The Trump administration’s new work requirements will negatively impact people with disabilities in countless ways, including how they are cared for. According to Ne’eman, “Work requirements also severely burden family caregivers, who may be providing substantial unpaid labor to help support a parent, child, or sibling to remain in the community” and who themselves may be receiving Medicaid.

Last month, Rep. Paul Ryan (R-WI) told Fox News, “People want able-bodied people who are on welfare to go to work, they want us to get people out of poverty, into the workforce. That’s good for them, that’s good for the economy, that’s good for the federal budget.” However, the GOP notion that most people who receive public benefits, such as Medicaid, choose not to work is false.
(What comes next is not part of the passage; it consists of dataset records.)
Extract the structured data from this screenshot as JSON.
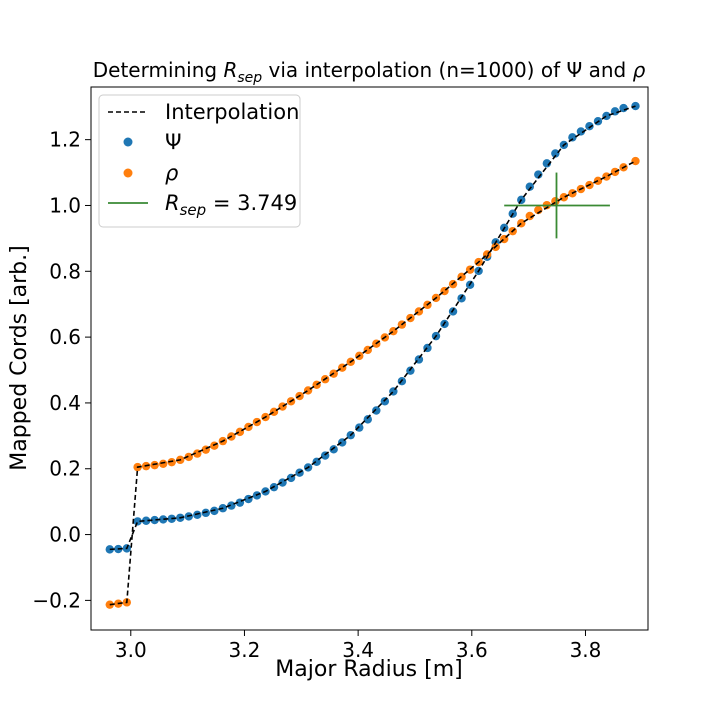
{
  "chart_data": {
    "type": "line",
    "title": {
      "prefix": "Determining ",
      "var_main": "R",
      "var_sub": "sep",
      "suffix": " via interpolation (n=1000) of Ψ and ",
      "rho": "ρ"
    },
    "xlabel": "Major Radius [m]",
    "ylabel": "Mapped Cords [arb.]",
    "xlim": [
      2.93,
      3.91
    ],
    "ylim": [
      -0.29,
      1.36
    ],
    "xticks": [
      {
        "value": 3.0,
        "label": "3.0"
      },
      {
        "value": 3.2,
        "label": "3.2"
      },
      {
        "value": 3.4,
        "label": "3.4"
      },
      {
        "value": 3.6,
        "label": "3.6"
      },
      {
        "value": 3.8,
        "label": "3.8"
      }
    ],
    "yticks": [
      {
        "value": -0.2,
        "label": "−0.2"
      },
      {
        "value": 0.0,
        "label": "0.0"
      },
      {
        "value": 0.2,
        "label": "0.2"
      },
      {
        "value": 0.4,
        "label": "0.4"
      },
      {
        "value": 0.6,
        "label": "0.6"
      },
      {
        "value": 0.8,
        "label": "0.8"
      },
      {
        "value": 1.0,
        "label": "1.0"
      },
      {
        "value": 1.2,
        "label": "1.2"
      }
    ],
    "series": [
      {
        "name": "Ψ",
        "color": "#1f77b4",
        "points": [
          [
            2.963,
            -0.045
          ],
          [
            2.978,
            -0.044
          ],
          [
            2.993,
            -0.042
          ],
          [
            3.012,
            0.04
          ],
          [
            3.027,
            0.042
          ],
          [
            3.042,
            0.044
          ],
          [
            3.057,
            0.046
          ],
          [
            3.072,
            0.048
          ],
          [
            3.087,
            0.051
          ],
          [
            3.102,
            0.055
          ],
          [
            3.117,
            0.06
          ],
          [
            3.132,
            0.066
          ],
          [
            3.147,
            0.072
          ],
          [
            3.162,
            0.08
          ],
          [
            3.177,
            0.088
          ],
          [
            3.192,
            0.097
          ],
          [
            3.207,
            0.108
          ],
          [
            3.222,
            0.119
          ],
          [
            3.237,
            0.131
          ],
          [
            3.252,
            0.144
          ],
          [
            3.267,
            0.158
          ],
          [
            3.282,
            0.172
          ],
          [
            3.297,
            0.188
          ],
          [
            3.312,
            0.204
          ],
          [
            3.327,
            0.221
          ],
          [
            3.342,
            0.24
          ],
          [
            3.357,
            0.259
          ],
          [
            3.372,
            0.28
          ],
          [
            3.387,
            0.302
          ],
          [
            3.402,
            0.325
          ],
          [
            3.417,
            0.35
          ],
          [
            3.432,
            0.377
          ],
          [
            3.447,
            0.405
          ],
          [
            3.462,
            0.435
          ],
          [
            3.477,
            0.466
          ],
          [
            3.492,
            0.498
          ],
          [
            3.507,
            0.532
          ],
          [
            3.522,
            0.567
          ],
          [
            3.537,
            0.603
          ],
          [
            3.552,
            0.64
          ],
          [
            3.567,
            0.678
          ],
          [
            3.582,
            0.718
          ],
          [
            3.597,
            0.759
          ],
          [
            3.612,
            0.801
          ],
          [
            3.627,
            0.844
          ],
          [
            3.642,
            0.888
          ],
          [
            3.657,
            0.932
          ],
          [
            3.672,
            0.975
          ],
          [
            3.687,
            1.017
          ],
          [
            3.702,
            1.057
          ],
          [
            3.717,
            1.094
          ],
          [
            3.732,
            1.128
          ],
          [
            3.747,
            1.158
          ],
          [
            3.762,
            1.184
          ],
          [
            3.777,
            1.207
          ],
          [
            3.792,
            1.225
          ],
          [
            3.807,
            1.241
          ],
          [
            3.822,
            1.256
          ],
          [
            3.837,
            1.272
          ],
          [
            3.852,
            1.286
          ],
          [
            3.867,
            1.296
          ],
          [
            3.888,
            1.302
          ]
        ],
        "interp": [
          [
            2.963,
            -0.045
          ],
          [
            2.993,
            -0.042
          ],
          [
            3.012,
            0.04
          ],
          [
            3.087,
            0.051
          ],
          [
            3.162,
            0.08
          ],
          [
            3.237,
            0.131
          ],
          [
            3.312,
            0.204
          ],
          [
            3.387,
            0.302
          ],
          [
            3.462,
            0.435
          ],
          [
            3.537,
            0.603
          ],
          [
            3.612,
            0.801
          ],
          [
            3.687,
            1.017
          ],
          [
            3.762,
            1.184
          ],
          [
            3.837,
            1.272
          ],
          [
            3.888,
            1.302
          ]
        ]
      },
      {
        "name": "ρ",
        "color": "#ff7f0e",
        "points": [
          [
            2.963,
            -0.213
          ],
          [
            2.978,
            -0.21
          ],
          [
            2.993,
            -0.206
          ],
          [
            3.012,
            0.205
          ],
          [
            3.027,
            0.208
          ],
          [
            3.042,
            0.211
          ],
          [
            3.057,
            0.215
          ],
          [
            3.072,
            0.22
          ],
          [
            3.087,
            0.227
          ],
          [
            3.102,
            0.236
          ],
          [
            3.117,
            0.246
          ],
          [
            3.132,
            0.258
          ],
          [
            3.147,
            0.27
          ],
          [
            3.162,
            0.284
          ],
          [
            3.177,
            0.298
          ],
          [
            3.192,
            0.312
          ],
          [
            3.207,
            0.327
          ],
          [
            3.222,
            0.342
          ],
          [
            3.237,
            0.357
          ],
          [
            3.252,
            0.373
          ],
          [
            3.267,
            0.389
          ],
          [
            3.282,
            0.405
          ],
          [
            3.297,
            0.421
          ],
          [
            3.312,
            0.438
          ],
          [
            3.327,
            0.455
          ],
          [
            3.342,
            0.472
          ],
          [
            3.357,
            0.489
          ],
          [
            3.372,
            0.507
          ],
          [
            3.387,
            0.525
          ],
          [
            3.402,
            0.543
          ],
          [
            3.417,
            0.561
          ],
          [
            3.432,
            0.58
          ],
          [
            3.447,
            0.599
          ],
          [
            3.462,
            0.618
          ],
          [
            3.477,
            0.638
          ],
          [
            3.492,
            0.658
          ],
          [
            3.507,
            0.678
          ],
          [
            3.522,
            0.698
          ],
          [
            3.537,
            0.719
          ],
          [
            3.552,
            0.74
          ],
          [
            3.567,
            0.761
          ],
          [
            3.582,
            0.783
          ],
          [
            3.597,
            0.805
          ],
          [
            3.612,
            0.828
          ],
          [
            3.627,
            0.851
          ],
          [
            3.642,
            0.874
          ],
          [
            3.657,
            0.898
          ],
          [
            3.672,
            0.922
          ],
          [
            3.687,
            0.946
          ],
          [
            3.702,
            0.968
          ],
          [
            3.717,
            0.986
          ],
          [
            3.732,
            1.001
          ],
          [
            3.747,
            1.013
          ],
          [
            3.762,
            1.025
          ],
          [
            3.777,
            1.037
          ],
          [
            3.792,
            1.05
          ],
          [
            3.807,
            1.062
          ],
          [
            3.822,
            1.075
          ],
          [
            3.837,
            1.088
          ],
          [
            3.852,
            1.102
          ],
          [
            3.867,
            1.116
          ],
          [
            3.888,
            1.135
          ]
        ],
        "interp": [
          [
            2.963,
            -0.213
          ],
          [
            2.993,
            -0.206
          ],
          [
            3.012,
            0.205
          ],
          [
            3.087,
            0.227
          ],
          [
            3.162,
            0.284
          ],
          [
            3.237,
            0.357
          ],
          [
            3.312,
            0.438
          ],
          [
            3.387,
            0.525
          ],
          [
            3.462,
            0.618
          ],
          [
            3.537,
            0.719
          ],
          [
            3.612,
            0.828
          ],
          [
            3.687,
            0.946
          ],
          [
            3.762,
            1.025
          ],
          [
            3.837,
            1.088
          ],
          [
            3.888,
            1.135
          ]
        ]
      }
    ],
    "interpolation": {
      "name": "Interpolation",
      "color": "#000000"
    },
    "rsep": {
      "value": 3.749,
      "value_label": "3.749",
      "y": 1.0,
      "h_extent": [
        3.657,
        3.843
      ],
      "v_extent": [
        0.9,
        1.1
      ],
      "color": "#3a8a34",
      "label_main": "R",
      "label_sub": "sep",
      "label_eq": " = "
    },
    "legend": {
      "position": "upper-left"
    }
  }
}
Notably, data from the Kaiser Family Foundation demonstrates that nearly eight in ten adult Medicaid recipients live in working families and a majority are employed. Among those who are not working, most reported impairments that limited their ability to work—although the foundation noted that those qualifying for Medicaid on the basis of SSI were not included in the survey. Other reasons for not working include caring for a loved one or one’s home (30 percent), attending school (15 percent), inability to find work (6 percent), and being retired (9 percent).

Although this is the first time the federal government has allowed states to impose work requirements for Medicaid, similar rules have previously been implemented for other programs such as the Temporary Assistance for Needy Families (TANF), also known as welfare, and the Supplemental Nutrition Assistance Program (SNAP), previously referred to as food stamps. “We saw in previous attacks against TANF and SNAP even though it was claimed that the disability community wouldn’t be impacted, they were,” Cokley told Rewire.

Indeed, research has consistently demonstrated that TANF recipients who are penalized for failing to meet a work requirement are more likely to have a disability compared to those who are not penalized. For example, researchers found that people with severe but temporary disabilities who receive TANF are generally not exempt from work requirements and often lose benefits for not complying, despite facing considerable barriers to employment because of their disabilities.

Most people want to work—and that includes people with disabilities. Nonetheless, the unemployment rate for people with disabilities is strikingly high. In 2016, only 18 percent of people with disabilities were employed compared with 65 percent of people without disabilities. There are many ways to support employment without imposing arbitrary work requirement rules that will not work. In terms of people with disabilities, the government should focus its efforts on developing and implementing programs and policies that promote employment, such as greater education and vocational training and enforcement of employment discrimination laws. Moreover, Medicaid eligibility rules must be expanded because having access to good health care and supports enables more people to work.

According to the Washington Post, ten states have been “waiting for federal permission” to implement this program, and others are close at hand. On Friday, Kentucky became the first state to have its Medicaid work requirements approved. People with disabilities successfully saved the Affordable Care Act for millions of people. Now it’s time for others to join the fight and stop the Trump administration’s disastrous work requirements.